Nonfiction and the Archaeology of Memory: Discovering Your Inner Indiana Jones
This workshop will explore the art and craft of creative nonfiction. We will apprentice ourselves to published work as well as to our own lives, exploring the building blocks of nonfiction. Armed with this knowledge, we will apply new techniques to our own essays, which may take the form of memoirs, personal essays, lyric essays, natural history, or journalism.
Our writing exercises will help us engage in the work and play of writing. Among other exercises, we’ll try our hands at becoming “archaeologists of memory,” using fragments of history—postcards, photographs, and other ephemera—as triggering points for our own work. As we workshop and revise together, we will grow into the habit of reading as writers, writing voraciously, being “one on whom nothing is lost,” and becoming wise and generous editors of our own and others’ work.

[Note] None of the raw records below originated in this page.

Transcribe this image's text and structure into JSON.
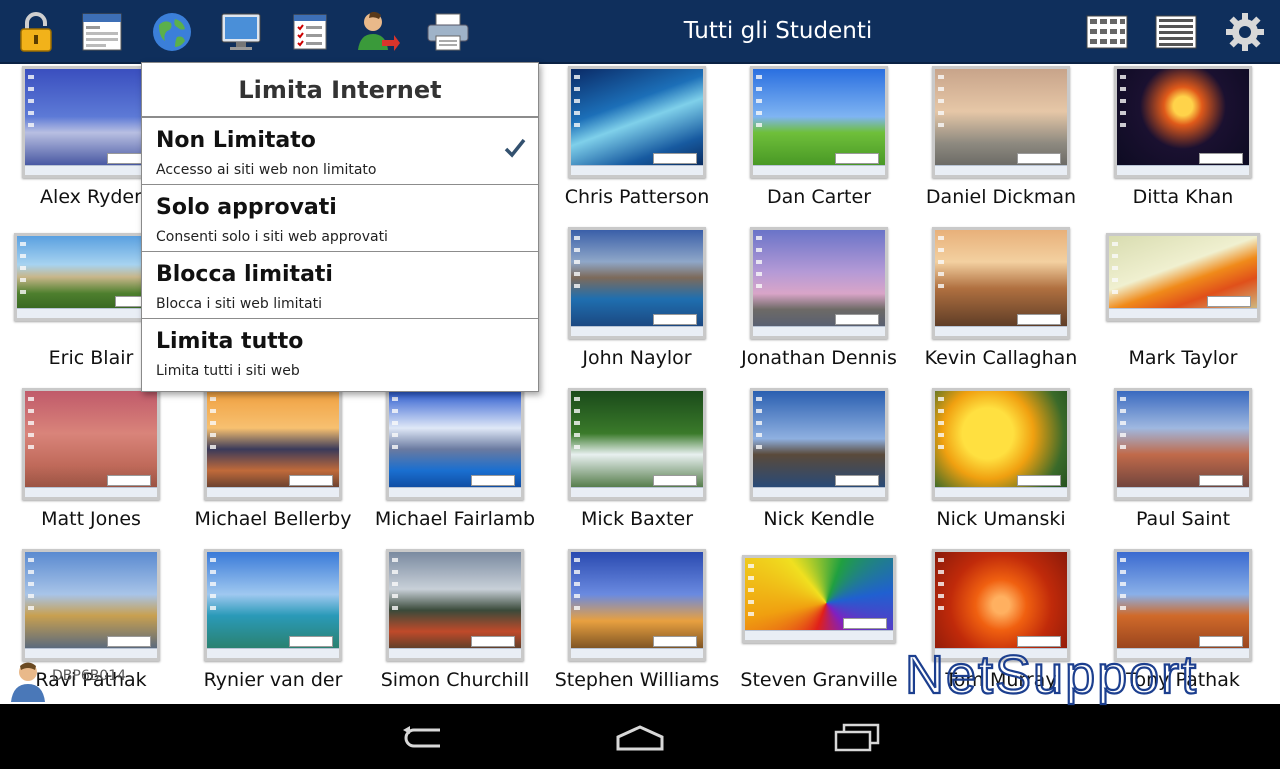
{
  "toolbar": {
    "title": "Tutti gli Studenti",
    "icons": [
      "lock-icon",
      "window-icon",
      "globe-icon",
      "monitor-icon",
      "checklist-icon",
      "user-remove-icon",
      "printer-icon",
      "grid-view-icon",
      "list-view-icon",
      "gear-icon"
    ]
  },
  "dropdown": {
    "title": "Limita Internet",
    "items": [
      {
        "title": "Non Limitato",
        "subtitle": "Accesso ai siti web non limitato",
        "selected": true
      },
      {
        "title": "Solo approvati",
        "subtitle": "Consenti solo i siti web approvati",
        "selected": false
      },
      {
        "title": "Blocca limitati",
        "subtitle": "Blocca i siti web limitati",
        "selected": false
      },
      {
        "title": "Limita tutto",
        "subtitle": "Limita tutti i siti web",
        "selected": false
      }
    ]
  },
  "students": [
    {
      "name": "Alex Ryder"
    },
    {
      "name": ""
    },
    {
      "name": ""
    },
    {
      "name": "Chris Patterson"
    },
    {
      "name": "Dan Carter"
    },
    {
      "name": "Daniel Dickman"
    },
    {
      "name": "Ditta Khan"
    },
    {
      "name": "Eric Blair"
    },
    {
      "name": ""
    },
    {
      "name": ""
    },
    {
      "name": "John Naylor"
    },
    {
      "name": "Jonathan Dennis"
    },
    {
      "name": "Kevin Callaghan"
    },
    {
      "name": "Mark Taylor"
    },
    {
      "name": "Matt Jones"
    },
    {
      "name": "Michael Bellerby"
    },
    {
      "name": "Michael Fairlamb"
    },
    {
      "name": "Mick Baxter"
    },
    {
      "name": "Nick Kendle"
    },
    {
      "name": "Nick Umanski"
    },
    {
      "name": "Paul Saint"
    },
    {
      "name": "Ravi Pathak"
    },
    {
      "name": "Rynier van der"
    },
    {
      "name": "Simon Churchill"
    },
    {
      "name": "Stephen Williams"
    },
    {
      "name": "Steven Granville"
    },
    {
      "name": "Tom Murray"
    },
    {
      "name": "Tony Pathak"
    }
  ],
  "machine_label": "DBP6B014",
  "watermark": "NetSupport",
  "colors": {
    "toolbar": "#0f2f5c",
    "check": "#33516f",
    "watermark": "#1c3f8f"
  }
}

Joni Tevis is the author of the critically acclaimed The Wet Collection: A Field Guide to Iridescence and Memory (Milkweed Editions, 2007), a finalist for the Minnesota Book Award. Her writing has appeared in Orion, Oxford American, Shenandoah, Conjunctions, AGNI, The Bellingham Review, North Dakota Quarterly, Barrelhouse, and elsewhere. In 2006, she was awarded a Minnesota State Arts Board Grant. She teaches literature and creative writing at Furman University and lives in Greenville, South Carolina. She is at work on a new book of nonfiction about ghost towns, tourist traps, and atomic dread.